In another world there was...

a time known as The Age of Man. The Forgotten races had disappeared several centuries before and as their name suggests much of what they had achieved was no longer remembered. Ruins of these empires stretch across Adune dotting its landscape. Travelers pay them little attention as all that could be scavenged from them has been. Legend has it the Forgotten races kept their most precious secrets hidden away and that those have not yet been found by the dungeon raiders who once prowled the ruins. It is said that the hidden magic of the Forgotten could make a man an emperor and an emperor a god. However, this is just a legend. As the Forgotten faded away human men had built great fortresses and monuments to themselves across the world of Adune. Many great leaders fought with each other for wealth, land, and the power to create their own expansive empire. Of all things, magic was that which could bring power but of magic there was precious little to be found. Many people of Adune possessed some magic but most of it was weak capable only of healing small cuts or charms to ward off vermin. The few that possessed stronger magic, war magic or the great healing magic of the clerics of Ormond, guarded it zealously and withdrew from society or lashed out at it to bend the people to their will. The few scholars who understood what once could have been achieved by magical means considered this age to be one which had fallen into darkness. In this darkness the story of the world of Adune begins.

February 27, 2006

A Campfire

The Visitor approaches a campfire in a small clearing. It is night and the light of the fire plays with the dancing shadows around the ring of trees. A figure sits by the fire cooking something on a stick.

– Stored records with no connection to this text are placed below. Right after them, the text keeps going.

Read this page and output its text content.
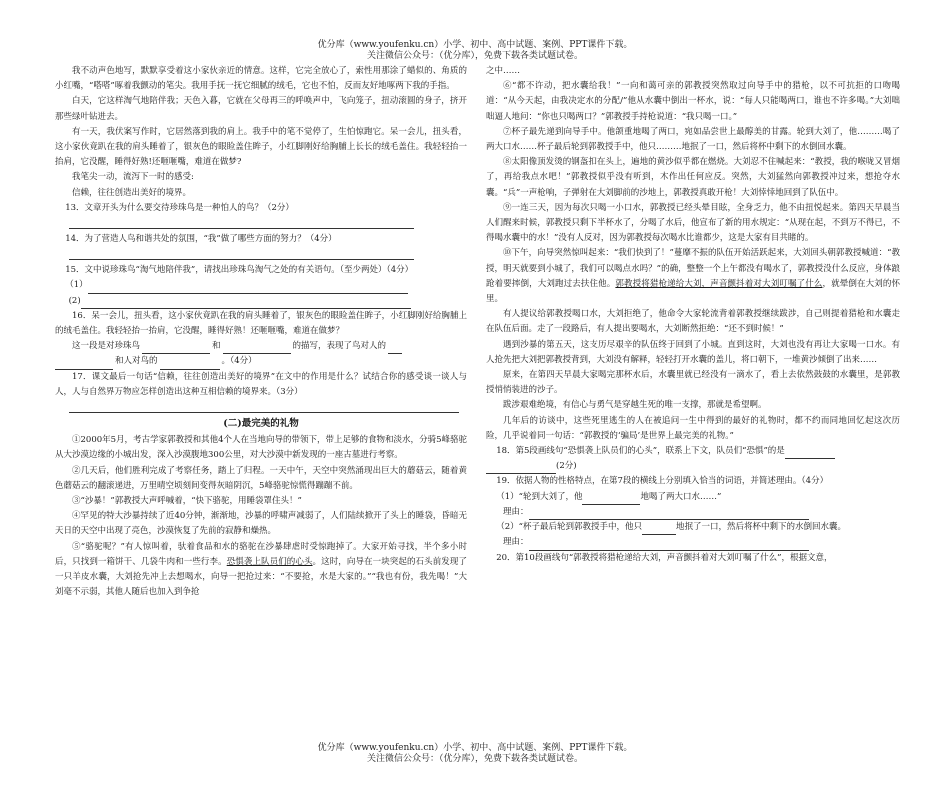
优分库（www.youfenku.cn）小学、初中、高中试题、案例、PPT课件下载。
关注微信公众号：（优分库），免费下载各类试题试卷。

我不动声色地写，默默享受着这小家伙亲近的情意。这样，它完全放心了，索性用那涂了蜡似的、角质的小红嘴，“嗒嗒”啄着我颤动的笔尖。我用手抚一抚它细腻的绒毛，它也不怕，反而友好地啄两下我的手指。

白天，它这样淘气地陪伴我；天色入暮，它就在父母再三的呼唤声中，飞向笼子，扭动滚圆的身子，挤开那些绿叶钻进去。

有一天，我伏案写作时，它居然落到我的肩上。我手中的笔不觉停了，生怕惊跑它。呆一会儿，扭头看，这小家伙竟趴在我的肩头睡着了，银灰色的眼睑盖住眸子，小红脚刚好给胸脯上长长的绒毛盖住。我轻轻抬一抬肩，它没醒，睡得好熟!还咂咂嘴，难道在做梦?

我笔尖一动，流泻下一时的感受:

信赖，往往创造出美好的境界。

13．文章开头为什么要交待珍珠鸟是一种怕人的鸟？（2分）

14．为了营造人鸟和谐共处的氛围，“我”做了哪些方面的努力？（4分）

15．文中说珍珠鸟“淘气地陪伴我”，请找出珍珠鸟淘气之处的有关语句。（至少两处）（4分）

（1）

(2)

16．呆一会儿，扭头看，这小家伙竟趴在我的肩头睡着了，银灰色的眼睑盖住眸子，小红脚刚好给胸脯上的绒毛盖住。我轻轻抬一抬肩，它没醒，睡得好熟！还咂咂嘴，难道在做梦？

这一段是对珍珠鸟	和	的描写，表现了鸟对人的
和人对鸟的	。（4分）

17．课文最后一句话“信赖，往往创造出美好的境界”在文中的作用是什么？试结合你的感受谈一谈人与人，人与自然界万物应怎样创造出这种互相信赖的境界来。（3分）

(二)最完美的礼物

①2000年5月，考古学家郭教授和其他4个人在当地向导的带领下，带上足够的食物和淡水，分骑5峰骆驼从大沙漠边缘的小城出发，深入沙漠腹地300公里，对大沙漠中新发现的一座古墓进行考察。

②几天后，他们胜利完成了考察任务，踏上了归程。一天中午，天空中突然涌现出巨大的蘑菇云，随着黄色蘑菇云的翻滚递进，万里晴空顷刻间变得灰暗阴沉，5峰骆驼惊慌得蹦蹦不前。

③“沙暴！”郭教授大声呼喊着，“快下骆驼，用睡袋罩住头！”

④罕见的特大沙暴持续了近40分钟，渐渐地，沙暴的呼啸声减弱了，人们陆续掀开了头上的睡袋，昏暗无天日的天空中出现了亮色，沙漠恢复了先前的寂静和燥热。

⑤“骆驼呢？”有人惊叫着，驮着食品和水的骆驼在沙暴肆虐时受惊跑掉了。大家开始寻找，半个多小时后，只找到一箱饼干、几袋牛肉和一些行李。恐惧袭上队员们的心头。这时，向导在一块突起的石头前发现了一只羊皮水囊，大刘抢先冲上去想喝水，向导一把抢过来：“不要抢，水是大家的。”“我也有份，我先喝！”大刘毫不示弱，其他人随后也加入到争抢

之中……

⑥“都不许动，把水囊给我！”一向和蔼可亲的郭教授突然取过向导手中的猎枪，以不可抗拒的口吻喝道：“从今天起，由我决定水的分配/”他从水囊中倒出一杯水，说：“每人只能喝两口，谁也不许多喝。”大刘咄咄逼人地问：“你也只喝两口？”郭教授手持枪说道：“我只喝一口。”

⑦杯子最先递到向导手中。他颌重地喝了两口，宛如品尝世上最醇美的甘露。轮到大刘了，他………喝了两大口水……杯子最后轮到郭教授手中，他只………地抿了一口，然后将杯中剩下的水倒回水囊。

⑧太阳像顶发烫的钢盔扣在头上，遍地的黄沙似乎都在燃烧。大刘忍不住喊起来：“教授，我的喉咙又冒烟了，再给我点水吧！”郭教授似乎没有听到，木作出任何应反。突然，大刘猛然向郭教授冲过来，想抢夺水囊。“兵”一声枪响，子弹射在大刘脚前的沙地上，郭教授真敢开枪！大刘悻悻地回到了队伍中。

⑨一连三天，因为每次只喝一小口水，郭教授已经头晕目眩，全身乏力，他不由扭悦起来。第四天早晨当人们醒来时候，郭教授只剩下半杯水了，分喝了水后，他宣布了新的用水规定：“从现在起，不到万不得已，不得喝水囊中的水！”没有人反对，因为郭教授每次喝水比谁都少，这是大家有目共睹的。

⑩下午，向导突然惊叫起来：“我们快到了！”蔓靡不振的队伍开始活跃起来，大刘回头朝郭教授喊道：“教授，明天就要到小城了，我们可以喝点水吗？”的确，整整一个上午都没有喝水了，郭教授没什么反应，身体踉跄着要摔倒，大刘跑过去扶住他。郭教授将猎枪递给大刘，声音颤抖着对大刘叮嘱了什么，就晕倒在大刘的怀里。

有人提议给郭教授喝口水，大刘拒绝了，他命令大家轮流背着郭教授继续跋涉，自己则提着猎枪和水囊走在队伍后面。走了一段路后，有人提出要喝水，大刘断然拒绝：“还不到时候！”

遇到沙暴的第五天，这支历尽艰辛的队伍终于回到了小城。直到这时，大刘也没有再让大家喝一口水。有人抢先把大刘把郭教授背到，大刘没有解释，轻轻打开水囊的盖儿，将口朝下，一堆黄沙倾倒了出来……

原来，在第四天早晨大家喝完那杯水后，水囊里就已经没有一滴水了，看上去依然鼓鼓的水囊里，是郭教授悄悄装进的沙子。

跋涉艰难绝境，有信心与勇气是穿越生死的唯一支撑，那就是希望啊。

几年后的访谈中，这些死里逃生的人在被追问一生中得到的最好的礼物时，都不约而同地回忆起这次历险，几乎说着同一句话：“郭教授的‘骗局’是世界上最完美的礼物。”

18．第5段画线句“恐惧袭上队员们的心头”，联系上下文，队员们“恐惧”的是

(2分)

19．依据人物的性格特点，在第7段的横线上分别填入恰当的词语，并简述理由。（4分）

（1）“轮到大刘了，他	地喝了两大口水……”

理由：

（2）“杯子最后轮到郭教授手中，他只	地抿了一口，然后将杯中剩下的水倒回水囊。

理由：

20．第10段画线句“郭教授将猎枪递给大刘，声音颤抖着对大刘叮嘱了什么”，根据文意，

优分库（www.youfenku.cn）小学、初中、高中试题、案例、PPT课件下载。
关注微信公众号：（优分库），免费下载各类试题试卷。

"Come and sit by the fire my friend. I shall tell you a tale of a land long ago in a world not so far removed from our own," said the Monkey.

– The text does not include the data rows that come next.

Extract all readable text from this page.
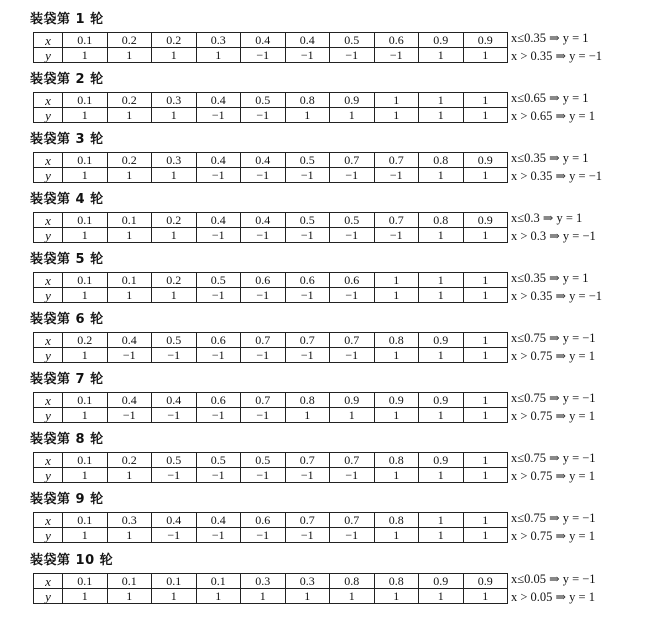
装袋第 1 轮
x	0.1	0.2	0.2	0.3	0.4	0.4	0.5	0.6	0.9	0.9
y	1	1	1	1	−1	−1	−1	−1	1	1
x≤0.35 ⇒ y = 1
x > 0.35 ⇒ y = −1
装袋第 2 轮
x	0.1	0.2	0.3	0.4	0.5	0.8	0.9	1	1	1
y	1	1	1	−1	−1	1	1	1	1	1
x≤0.65 ⇒ y = 1
x > 0.65 ⇒ y = 1
装袋第 3 轮
x	0.1	0.2	0.3	0.4	0.4	0.5	0.7	0.7	0.8	0.9
y	1	1	1	−1	−1	−1	−1	−1	1	1
x≤0.35 ⇒ y = 1
x > 0.35 ⇒ y = −1
装袋第 4 轮
x	0.1	0.1	0.2	0.4	0.4	0.5	0.5	0.7	0.8	0.9
y	1	1	1	−1	−1	−1	−1	−1	1	1
x≤0.3 ⇒ y = 1
x > 0.3 ⇒ y = −1
装袋第 5 轮
x	0.1	0.1	0.2	0.5	0.6	0.6	0.6	1	1	1
y	1	1	1	−1	−1	−1	−1	1	1	1
x≤0.35 ⇒ y = 1
x > 0.35 ⇒ y = −1
装袋第 6 轮
x	0.2	0.4	0.5	0.6	0.7	0.7	0.7	0.8	0.9	1
y	1	−1	−1	−1	−1	−1	−1	1	1	1
x≤0.75 ⇒ y = −1
x > 0.75 ⇒ y = 1
装袋第 7 轮
x	0.1	0.4	0.4	0.6	0.7	0.8	0.9	0.9	0.9	1
y	1	−1	−1	−1	−1	1	1	1	1	1
x≤0.75 ⇒ y = −1
x > 0.75 ⇒ y = 1
装袋第 8 轮
x	0.1	0.2	0.5	0.5	0.5	0.7	0.7	0.8	0.9	1
y	1	1	−1	−1	−1	−1	−1	1	1	1
x≤0.75 ⇒ y = −1
x > 0.75 ⇒ y = 1
装袋第 9 轮
x	0.1	0.3	0.4	0.4	0.6	0.7	0.7	0.8	1	1
y	1	1	−1	−1	−1	−1	−1	1	1	1
x≤0.75 ⇒ y = −1
x > 0.75 ⇒ y = 1
装袋第 10 轮
x	0.1	0.1	0.1	0.1	0.3	0.3	0.8	0.8	0.9	0.9
y	1	1	1	1	1	1	1	1	1	1
x≤0.05 ⇒ y = −1
x > 0.05 ⇒ y = 1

The Visitor sits down by the fire as the Monkey requested of him. He notices that what is roasting appears to be an apple. The Monkey, seeing him observe the apple, gestures toward the Visitor offering him the stick. The Visitor accepts the gift graciously and waits for the fruit to cool before partaking of it. The Monkey then picks up another apple on a stick from beside him and rests it over the flames to cook. The Visitor is unsure whether he failed to notice the apple on a stick was beside the Monkey or if it was not there before. He has a suspicion that the explanation is the later.

"Now where to begin? Hmmm....yes.... we shall begin at the beginning as anything else would be confusing," said the Monkey. Taking a short pause he continued, "In another world there was..."

And so the story begins.

February 26, 2006

A Note to the Visitor

This will be a new blog for some of my stories. Hopefully, I'll have the time enough to write for it.